Fix documentation time and diagnostic error

Dr. Priya Menon

Dr. Priya Menon

A printed clinical chart covered in handwritten margin notes, illuminated by a warm desk lamp against a dark background

There is a body of research linking physician cognitive fatigue to diagnostic error. Less discussed is the relationship between documentation burden and the conditions that produce that fatigue. The two are not separate problems.

When a physician spends two to three hours documenting after a full clinical shift they are not resting their clinical judgment. They are applying it — to note structure to billing codes to the question of whether what they wrote accurately reflects what they found. That is cognitive work and it accumulates.

What the research shows

A 2024 analysis of after hours EHR activity found that physicians who documented primarily outside clinic hours made measurably more documentation errors than those who completed notes during or immediately after encounters. The errors were not random. They clustered in the Assessment and Plan — the sections that require the most active clinical reasoning to write.

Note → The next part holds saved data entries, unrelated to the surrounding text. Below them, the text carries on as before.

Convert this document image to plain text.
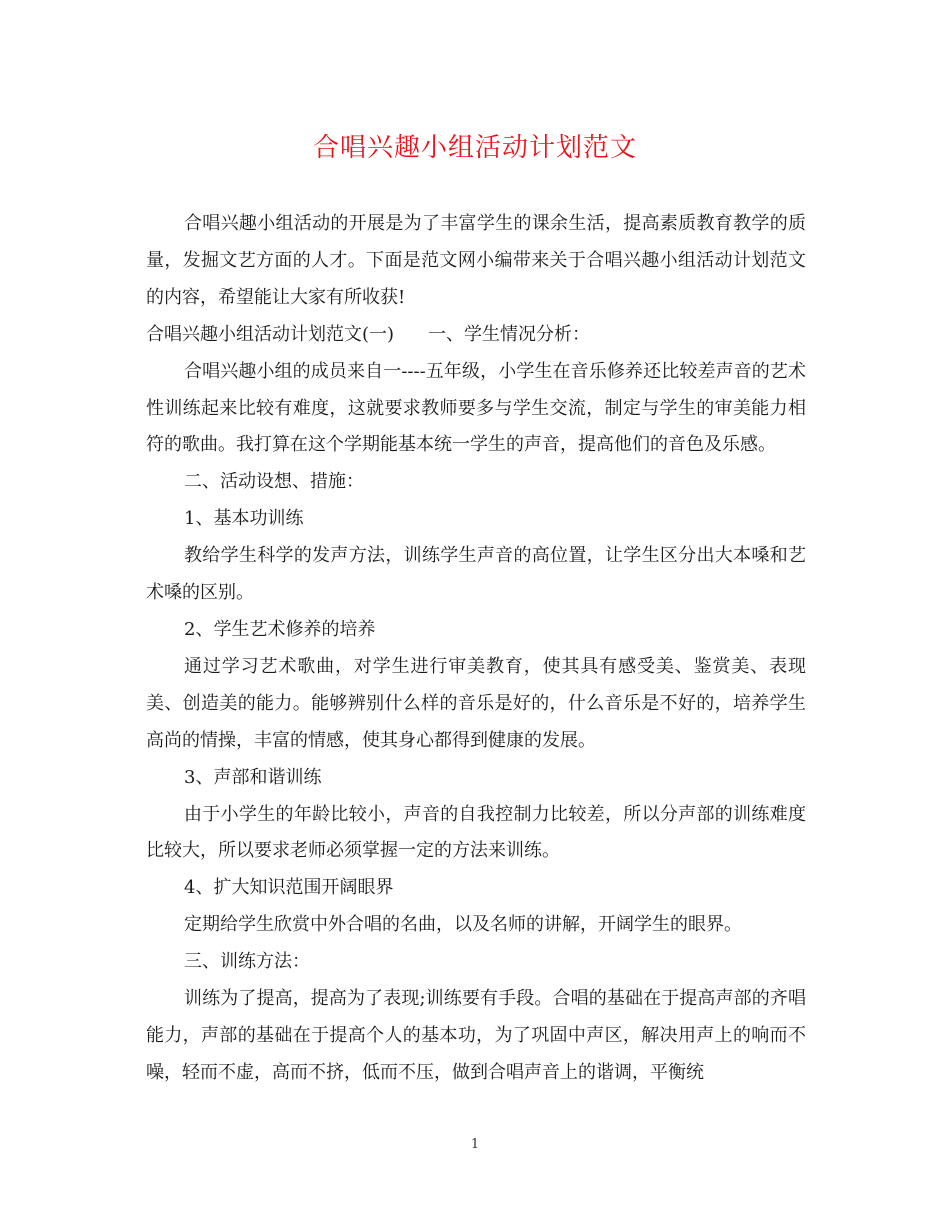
合唱兴趣小组活动计划范文

合唱兴趣小组活动的开展是为了丰富学生的课余生活，提高素质教育教学的质量，发掘文艺方面的人才。下面是范文网小编带来关于合唱兴趣小组活动计划范文的内容，希望能让大家有所收获!

合唱兴趣小组活动计划范文(一) 一、学生情况分析：

合唱兴趣小组的成员来自一----五年级，小学生在音乐修养还比较差声音的艺术性训练起来比较有难度，这就要求教师要多与学生交流，制定与学生的审美能力相符的歌曲。我打算在这个学期能基本统一学生的声音，提高他们的音色及乐感。

二、活动设想、措施：

1、基本功训练

教给学生科学的发声方法，训练学生声音的高位置，让学生区分出大本嗓和艺术嗓的区别。

2、学生艺术修养的培养

通过学习艺术歌曲，对学生进行审美教育，使其具有感受美、鉴赏美、表现美、创造美的能力。能够辨别什么样的音乐是好的，什么音乐是不好的，培养学生高尚的情操，丰富的情感，使其身心都得到健康的发展。

3、声部和谐训练

由于小学生的年龄比较小，声音的自我控制力比较差，所以分声部的训练难度比较大，所以要求老师必须掌握一定的方法来训练。

4、扩大知识范围开阔眼界

定期给学生欣赏中外合唱的名曲，以及名师的讲解，开阔学生的眼界。

三、训练方法：

训练为了提高，提高为了表现;训练要有手段。合唱的基础在于提高声部的齐唱能力，声部的基础在于提高个人的基本功，为了巩固中声区，解决用声上的响而不噪，轻而不虚，高而不挤，低而不压，做到合唱声音上的谐调，平衡统

1
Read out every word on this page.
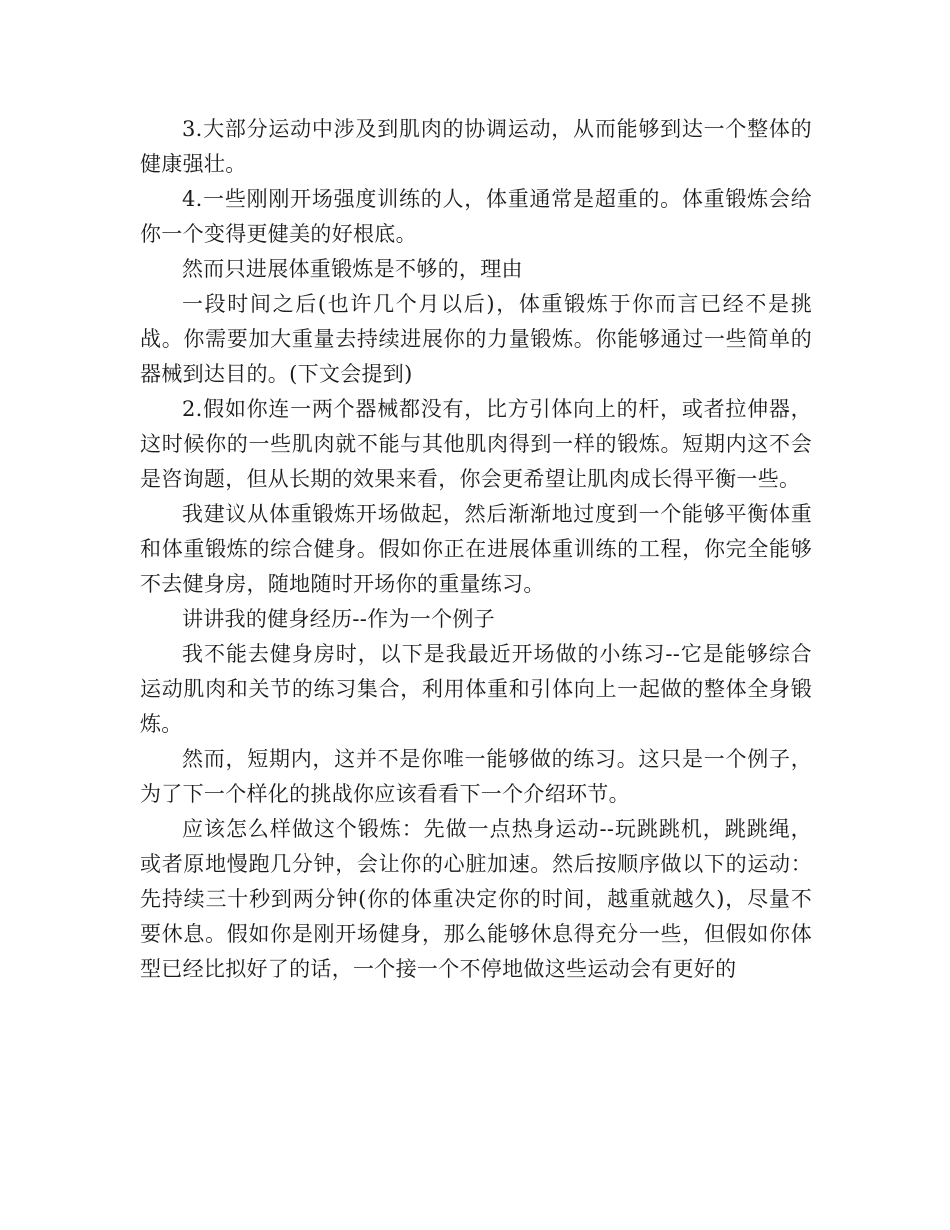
3.大部分运动中涉及到肌肉的协调运动，从而能够到达一个整体的健康强壮。

4.一些刚刚开场强度训练的人，体重通常是超重的。体重锻炼会给你一个变得更健美的好根底。

然而只进展体重锻炼是不够的，理由

一段时间之后(也许几个月以后)，体重锻炼于你而言已经不是挑战。你需要加大重量去持续进展你的力量锻炼。你能够通过一些简单的器械到达目的。(下文会提到)

2.假如你连一两个器械都没有，比方引体向上的杆，或者拉伸器，这时候你的一些肌肉就不能与其他肌肉得到一样的锻炼。短期内这不会是咨询题，但从长期的效果来看，你会更希望让肌肉成长得平衡一些。

我建议从体重锻炼开场做起，然后渐渐地过度到一个能够平衡体重和体重锻炼的综合健身。假如你正在进展体重训练的工程，你完全能够不去健身房，随地随时开场你的重量练习。

讲讲我的健身经历--作为一个例子

我不能去健身房时，以下是我最近开场做的小练习--它是能够综合运动肌肉和关节的练习集合，利用体重和引体向上一起做的整体全身锻炼。

然而，短期内，这并不是你唯一能够做的练习。这只是一个例子，为了下一个样化的挑战你应该看看下一个介绍环节。

应该怎么样做这个锻炼：先做一点热身运动--玩跳跳机，跳跳绳，或者原地慢跑几分钟，会让你的心脏加速。然后按顺序做以下的运动：先持续三十秒到两分钟(你的体重决定你的时间，越重就越久)，尽量不要休息。假如你是刚开场健身，那么能够休息得充分一些，但假如你体型已经比拟好了的话，一个接一个不停地做这些运动会有更好的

This is not a documentation problem. It is a patient safety problem. A note that is incomplete or imprecise is a note that the next clinician will rely on. The downstream effects of after hours charting fatigue do not stay in the chart.

What ambient documentation changes

When a note is generated during the encounter the physician reviews it while the clinical encounter is still recent. The context is present. The findings are fresh. Review takes minutes rather than the reconstruction that happens at 10pm from memory and a brief handwritten note.

We are not arguing that Diagnose eliminates diagnostic error. We are arguing that removing after hours documentation burden removes one of the conditions that makes error more likely. That is a meaningful distinction and one we think the research supports.